Faber believed that English Catholics needed new hymns of their own, rather than only translations from earlier, continental sources, or Protestant borrowings, and wrote many during his lifetime (unsurprisingly, one of his popular collections, Jesus and Mary (1849), included a hymn to St. Wilfrid.). A later volume which collected most of his texts from other sources and titled simply Hymns was first published in 1861 and went through many editions.

Today, his hymns are found in most hymnals, having never been limited to Catholic ones. There were various changes made over the years for theological and other reasons, but there are a few of his texts that most hymnsingers know. This text is perhaps the one most-tinkered-with, and I couldn't keep from doing yet another version.

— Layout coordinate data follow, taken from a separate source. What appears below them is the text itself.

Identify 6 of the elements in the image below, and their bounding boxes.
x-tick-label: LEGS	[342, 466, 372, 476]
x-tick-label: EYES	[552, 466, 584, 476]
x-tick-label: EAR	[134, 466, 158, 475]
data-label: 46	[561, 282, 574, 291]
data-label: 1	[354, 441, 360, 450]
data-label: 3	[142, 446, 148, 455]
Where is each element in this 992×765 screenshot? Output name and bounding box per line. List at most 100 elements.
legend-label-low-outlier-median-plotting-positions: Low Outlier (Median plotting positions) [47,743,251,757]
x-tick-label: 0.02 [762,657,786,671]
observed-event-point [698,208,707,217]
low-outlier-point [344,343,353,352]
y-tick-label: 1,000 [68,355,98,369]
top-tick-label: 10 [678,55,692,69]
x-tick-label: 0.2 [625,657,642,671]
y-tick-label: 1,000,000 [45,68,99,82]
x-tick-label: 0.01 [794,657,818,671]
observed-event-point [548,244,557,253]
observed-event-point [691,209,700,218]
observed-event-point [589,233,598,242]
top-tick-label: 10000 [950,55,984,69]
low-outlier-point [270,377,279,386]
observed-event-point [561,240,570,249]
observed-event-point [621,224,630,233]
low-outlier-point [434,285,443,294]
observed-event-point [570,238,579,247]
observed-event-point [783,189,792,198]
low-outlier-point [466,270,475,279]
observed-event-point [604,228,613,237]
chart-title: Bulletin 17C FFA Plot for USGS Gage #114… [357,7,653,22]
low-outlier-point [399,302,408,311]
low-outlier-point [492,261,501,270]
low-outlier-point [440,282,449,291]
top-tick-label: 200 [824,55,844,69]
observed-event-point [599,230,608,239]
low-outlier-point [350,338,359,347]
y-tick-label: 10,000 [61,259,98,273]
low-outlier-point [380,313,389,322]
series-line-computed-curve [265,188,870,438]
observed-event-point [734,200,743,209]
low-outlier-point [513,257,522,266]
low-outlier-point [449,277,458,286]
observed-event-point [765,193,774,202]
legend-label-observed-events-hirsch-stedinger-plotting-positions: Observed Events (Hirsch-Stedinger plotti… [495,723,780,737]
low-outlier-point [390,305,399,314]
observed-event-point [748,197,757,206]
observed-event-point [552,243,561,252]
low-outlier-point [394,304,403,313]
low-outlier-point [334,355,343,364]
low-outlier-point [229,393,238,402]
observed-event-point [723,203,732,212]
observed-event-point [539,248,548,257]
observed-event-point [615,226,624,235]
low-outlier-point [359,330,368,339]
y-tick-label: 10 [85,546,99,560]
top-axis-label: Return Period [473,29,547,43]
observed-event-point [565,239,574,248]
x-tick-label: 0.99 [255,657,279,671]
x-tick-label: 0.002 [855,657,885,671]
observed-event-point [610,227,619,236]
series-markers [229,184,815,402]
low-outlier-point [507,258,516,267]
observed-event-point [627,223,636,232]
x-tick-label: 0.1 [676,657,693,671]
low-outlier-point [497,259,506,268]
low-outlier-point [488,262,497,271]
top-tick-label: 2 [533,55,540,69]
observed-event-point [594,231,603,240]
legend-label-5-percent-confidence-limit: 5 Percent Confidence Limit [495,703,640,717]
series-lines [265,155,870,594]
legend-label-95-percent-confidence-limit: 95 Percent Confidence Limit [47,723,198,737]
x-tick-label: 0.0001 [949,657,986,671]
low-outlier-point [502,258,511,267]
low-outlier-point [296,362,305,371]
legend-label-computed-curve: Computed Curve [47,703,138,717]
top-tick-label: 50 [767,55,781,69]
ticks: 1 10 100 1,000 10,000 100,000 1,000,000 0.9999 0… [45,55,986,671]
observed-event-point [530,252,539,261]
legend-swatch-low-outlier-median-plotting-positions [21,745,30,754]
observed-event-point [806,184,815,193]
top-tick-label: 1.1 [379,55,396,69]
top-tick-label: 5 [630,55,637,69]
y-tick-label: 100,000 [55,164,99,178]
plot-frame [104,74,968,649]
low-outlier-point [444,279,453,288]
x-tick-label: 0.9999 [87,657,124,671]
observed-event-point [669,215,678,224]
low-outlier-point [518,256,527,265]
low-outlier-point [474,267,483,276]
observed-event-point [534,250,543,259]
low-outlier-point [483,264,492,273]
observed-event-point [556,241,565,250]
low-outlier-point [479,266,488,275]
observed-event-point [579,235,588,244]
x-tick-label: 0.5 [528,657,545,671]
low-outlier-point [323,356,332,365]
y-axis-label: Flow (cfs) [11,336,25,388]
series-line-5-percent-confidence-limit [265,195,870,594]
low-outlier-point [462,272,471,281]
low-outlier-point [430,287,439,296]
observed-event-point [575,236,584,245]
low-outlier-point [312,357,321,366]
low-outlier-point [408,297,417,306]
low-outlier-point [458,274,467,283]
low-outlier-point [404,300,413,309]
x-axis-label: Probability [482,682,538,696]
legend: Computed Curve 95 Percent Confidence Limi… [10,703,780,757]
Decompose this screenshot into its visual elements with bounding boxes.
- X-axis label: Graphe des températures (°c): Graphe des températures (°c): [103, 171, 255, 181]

There’s a wideness in God’s mercy,
Like the wideness of the sea;
There’s a kindness in God's justice,
Which is more than liberty.
There is no place where earth’s sorrows
Are more felt than up in heav'n;
There is no place where earth’s failings
Have such kindly judgment given.

Longing souls, come nearer Jesus,
Come, oh come not doubting thus,
But with faith that trusts more bravely
God's huge tenderness for us.
For we make that love too narrow
By false limits of our own;
And we magnify God's strictness
With a zeal unlike God's own.

For the love of God is broader
Than the measure of the mind;
And the heart of the Eternal
Is most wonderfully kind.
There is grace enough for thousands
Of new worlds as great as this;
There is room for fresh creations
In that upper room of bliss.

Frederick W. Faber, 1854; alt.
Tune: WEISSE FLAGGEN (8.7.8.7.D.)
Tochter Sion, 1741


Faber wrote this text in four line verses, and added to it over the years; the final version has thirteen verses. Some hymnals still retain the four-line verses, but it seems to me that more these days use eight-line verses, each one combining two of the original verses. The hymn rarely follows Faber's original order either; the combined verses are assembled in many different sequences, not to mention including or leaving out various verses. In fact, Faber's original text began with a verse that is generally omitted these days:

Souls of men! why will ye scatter
Like a crowd of frightened sheep?
Foolish hearts! why will ye wander
From a love so true and deep?

There seems to be no widely accepted tune either, though I admit that my choice, coming from an eighteenth-century German tune book, probably doesn't appear in print anywhere (I like it, though!). You may know the hymn to IN BABILONE or BEECHER (both eight-line tunes) or WELLESLEY (four-line tune by Lizzie Tour­jée), but it has been sung to many over the years, apparently even ERIE (better known as What a friend we have in Jesus -- it fits but I really can't imagine using it here). Searching for a tune I also considered MOUNT OF OLIVES, which is similar to IN BABILONE, but better (less frantic), I think.

One Year Ago: Eliza E. Hewitt

2 comments:

Adam said...

Try CHARLESTOWN with the four-line version.

C.W.S. said...

Yup, that works too. I have a tendency not to match English Victorian texts with American folk melodies like this (assuming we're talking about the same CHARLESTOWN), but that's a personal quirk.